The consumers Association of Malawi {CAMA} executive director John Kapito describes the high bank lending rates as ‘prohibitive and quite depressing”.

“It will stop people from borrowing money and consumers will have no money and this will decrease consumption pattern by many Malawians,” he says

Kapito notes that high interest rates by commercial banks will likely fuel inflation rate rise as manufacturers borrowing from the banks will be forced to pass on the consumers.

The consumer rights activist also argue that the move could retard the inflow of foreign direct investment {FDI} into the country, saying investors look for destination where interest rates are low, among other factors.

Financial Analysis say because banks are borrowing at a high rate from RBM, they have also raised their base lending  rates to a higher percentage, making borrowing for both working capital and expansion prohibitive; forcing some businesses to close shop of down-size as access to capital takes a knock. This has left a trail of ‘delinquent loans’.

The increase in the bank rate came just days after the RBM had devalued the local currency by nearly 50 percent and subsequently floated it to be controlled by forces of demand and supply. Since the shock devaluation of the kwacha, local depositors’ demands. The lending rates above 40 percent, makes credit out of reach for most firms and individuals.

“Financial inclusion or being “banked “can be transformative, as it allows poor people to build a more secure future. The ability to save and borrow allows them to build their assets, start a business, invest in education, establish a credit rating, and eventually own a home, “says the World Bank report of 2012. But for local entrepreneur Banda, he is not amused at all.

“I would rather borrow from friends or Katapila [money loskers] than trouble myself borrowing from the bank at that high risk lending rates, and collateral issue, “he says.

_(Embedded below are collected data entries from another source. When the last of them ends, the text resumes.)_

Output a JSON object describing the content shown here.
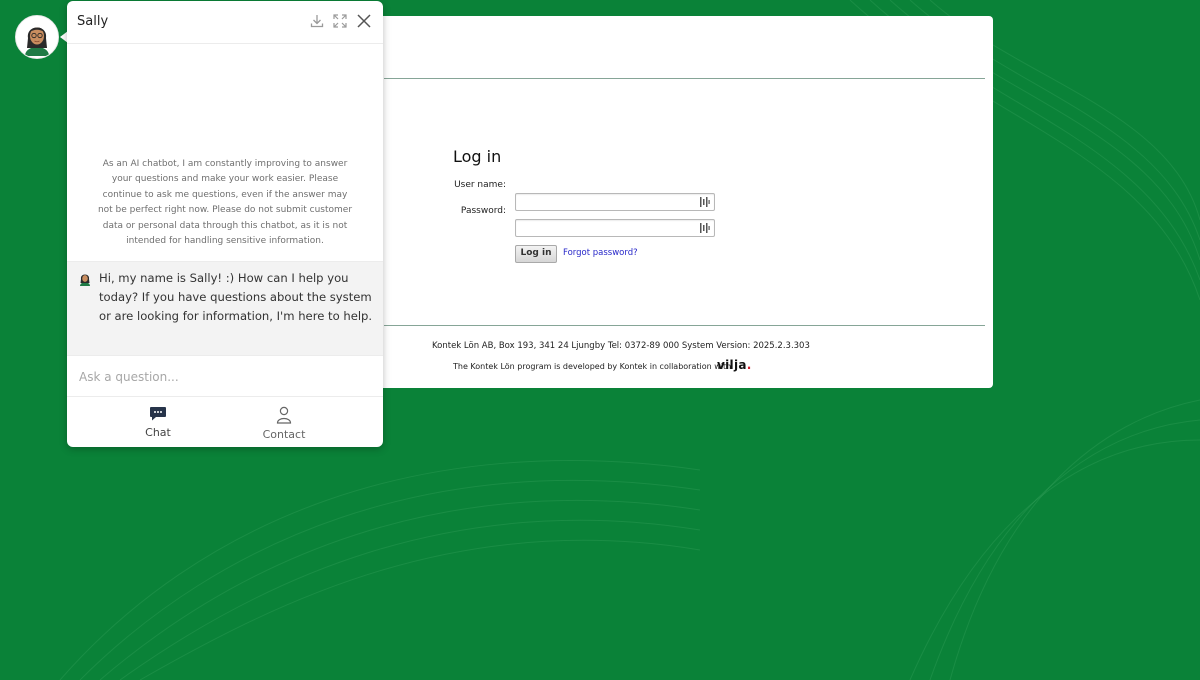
{
  "chatbot": {
    "name": "Sally",
    "disclaimer": "As an AI chatbot, I am constantly improving to answer your questions and make your work easier. Please continue to ask me questions, even if the answer may not be perfect right now. Please do not submit customer data or personal data through this chatbot, as it is not intended for handling sensitive information.",
    "greeting": "Hi, my name is Sally! :) How can I help you today? If you have questions about the system or are looking for information, I'm here to help.",
    "input_placeholder": "Ask a question...",
    "tabs": [
      {
        "label": "Chat",
        "icon": "chat-bubble-icon"
      },
      {
        "label": "Contact",
        "icon": "person-icon"
      }
    ],
    "header_icons": [
      "download-icon",
      "expand-icon",
      "close-icon"
    ]
  },
  "login": {
    "title": "Log in",
    "username_label": "User name:",
    "password_label": "Password:",
    "username_value": "",
    "password_value": "",
    "login_button": "Log in",
    "forgot_link": "Forgot password?"
  },
  "footer": {
    "company_line": "Kontek Lön AB, Box 193, 341 24 Ljungby Tel: 0372-89 000 System Version: 2025.2.3.303",
    "collab_line": "The Kontek Lön program is developed by Kontek in collaboration with",
    "partner_logo": "vilja",
    "partner_logo_dot": "."
  },
  "colors": {
    "background": "#0a8238",
    "link": "#2727c9",
    "partner_dot": "#d6202f"
  }
}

Minister of trade Josephy Mwanamveka says no country can hope to achieve sustainable economic growth without expanding and diversifying trade with small businesses.

“A vibrant small and medium enterprises sector can become a catalyst for accelerated economic development for Malawi,” he says.

Indeed, the banking system is the heart of any country’s economy. It is the major savings vehicle for the population and, at the same time pumps the money required for the economy to grow and for business to develop. This role for the banks is particularly true for developing countries such as Malawi, as they typically do not have developed capital markets. In this scenario, bank credit or loan makes up most of funds businesses and individuals need to grow.

Thus, without those of the funds or borrowed at a high-rate, companies and individuals cannot develop and the much-needed jobs cannot be created.